The Lloyds Bank Business Barometer for February says expected staffing levels will increase to a near 2-year high amid signs that labour shortages are easing.
Expected staffing levels for the year ahead increased to the highest level since May 2022, with the net balance up 3 points to 36%. The increase reflected only 13% planning to reduce their headcount.
Above: Job prospects near 2-year high: % net balance reporting higher staffing levels, next 12m.
"Businesses reported the highest expected staffing levels for the year ahead since the spring of 2022, reflecting strong hiring intentions and a desire to retain existing employees," says the report.
The forward-looking indicators of pay growth in the survey have remained elevated since the end of the furlough scheme in 2021 but there are signs of stabilisation at the higher thresholds.
"Policymakers remain very attentive to pay growth, but the pace of moderation could be gradual rather than swift," says the report.
"Businesses are looking forward to 2024, but a lot of this optimism rests on the Bank of England cutting interest rates. I wonder how this might change if the BoE delays that cut for an extended period," says Matt Lewis at TopMoneyCompare.
Above: "Less upward pressure for higher pay growth rates" - Pay growth expectations, next 12m % firms.
It also finds businesses intend to pay for these hires by hiking their own prices, as "own price expectations edge up even as inflation concerns ease back."

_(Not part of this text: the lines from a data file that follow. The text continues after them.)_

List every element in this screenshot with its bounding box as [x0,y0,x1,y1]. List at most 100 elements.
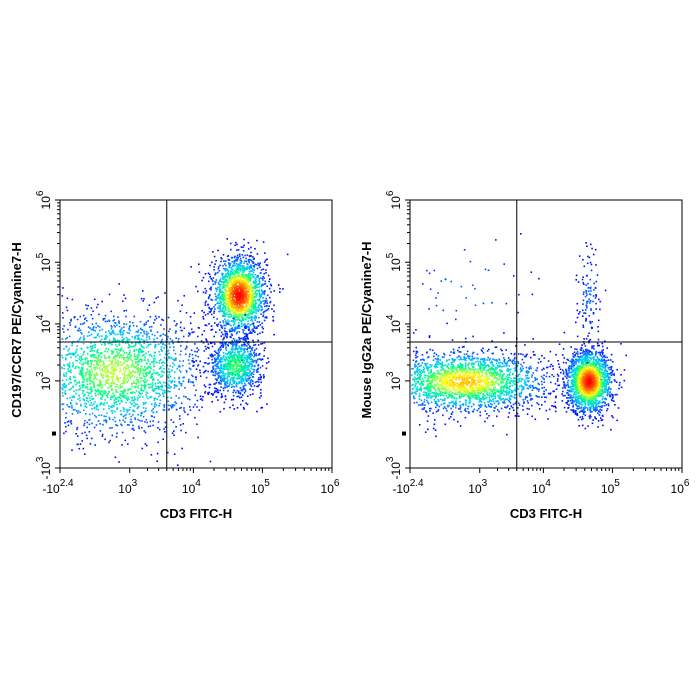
event-point [253,269,255,271]
event-point [71,342,73,345]
event-point [152,379,154,382]
event-point [250,294,252,297]
event-point [213,383,215,385]
event-point [124,342,127,344]
event-point [82,386,84,388]
event-point [219,302,221,304]
event-point [229,365,232,367]
event-point [232,324,235,327]
event-point [242,380,245,382]
event-point [93,403,95,405]
event-point [97,359,100,362]
event-point [266,304,268,307]
event-point [61,384,64,386]
event-point [124,370,127,373]
event-point [265,272,267,274]
event-point [151,375,154,378]
event-point [222,344,225,346]
event-point [251,363,253,365]
event-point [228,288,231,291]
event-point [256,293,258,295]
event-point [104,342,106,345]
event-point [147,332,150,335]
event-point [115,348,118,351]
event-point [253,365,256,368]
event-point [101,435,104,437]
event-point [455,406,457,409]
y-axis-label: CD197/CCR7 PE/Cyanine7-H [9,242,24,418]
event-point [79,336,82,339]
event-point [237,356,240,359]
event-point [223,337,225,340]
event-point [501,390,504,393]
event-point [65,379,68,381]
event-point [146,336,148,338]
event-point [100,372,102,375]
event-point [243,302,246,304]
event-point [218,372,220,375]
event-point [242,250,245,252]
event-point [243,300,245,302]
event-point [233,286,236,288]
event-point [208,307,211,310]
event-point [252,293,254,295]
event-point [204,292,207,294]
event-point [251,328,254,331]
event-point [168,371,170,373]
event-point [61,366,63,369]
event-point [87,361,89,364]
event-point [260,302,263,304]
event-point [250,358,253,360]
event-point [123,358,125,361]
event-point [128,345,131,347]
event-point [83,409,85,411]
event-point [151,409,153,412]
event-point [129,371,131,374]
event-point [161,385,164,388]
event-point [195,376,197,378]
event-point [237,317,240,319]
event-point [82,383,85,386]
event-point [239,370,242,372]
event-point [86,335,89,337]
event-point [216,389,219,391]
event-point [257,310,260,313]
event-point [100,365,102,367]
event-point [228,357,230,360]
event-point [251,268,254,270]
event-point [84,372,87,374]
event-point [256,327,258,329]
event-point [132,437,135,439]
event-point [241,273,244,276]
event-point [232,280,234,282]
event-point [229,275,231,278]
event-point [179,407,181,410]
event-point [115,333,117,336]
event-point [116,432,118,435]
event-point [121,364,123,366]
event-point [133,315,136,318]
event-point [94,360,97,362]
event-point [82,367,84,369]
event-point [61,392,64,394]
event-point [154,397,157,400]
event-point [254,280,257,283]
event-point [230,267,233,270]
event-point [136,376,138,379]
event-point [121,424,123,427]
event-point [234,270,237,273]
event-point [255,307,258,309]
event-point [99,384,102,387]
event-point [242,284,244,286]
event-point [239,292,242,295]
event-point [84,362,87,364]
event-point [265,316,268,318]
event-point [453,418,455,421]
event-point [153,359,155,362]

This hints at ongoing inflationary pressures in an economy with an already tight labour market.
The Bank of England has said it will maintain interest rates at 5.25% until it sees clear evidence that inflation will fall back to 2.0%. Although inflation is expected to fall to target in April, the Bank then expects it to rise again amidst ongoing pressures in service sector inflation.
Above: % net balance. "Confidence stays above long-term average"
Meanwhile, the Lloyds Bank survey shows that overall business confidence remained elevated despite dipping to 42% in February from last month's 44%.
"Disquiet about supply-chain disruptions" were reported after attacks on commercial ships in the Red Sea.
Trading prospects remain at the second-highest level since 2017. Confidence in the dominant service sector was unchanged, but it fell in manufacturing and construction.
"This month's data still reflects a positive mood among businesses despite a marginal fall in overall confidence. Firms appear to be upbeat about their prospects and the economy, supporting their positive staffing expectations," says Hann-Ju Ho, an economist at Lloyds Bank.
Ho also notes the overall level of confidence suggests that last year's mild recession could be fleeting and that the seeds of recovery have been planted.
The net balance for trading prospects slipped 2 points to 49% from 51% in January. That outcome was still the second-highest level since April 2017.
More than half expressed greater optimism regarding the wider economy, although the 54% outturn was down slightly from 57% in January. The share of firms more pessimistic about the economy remained at 20%.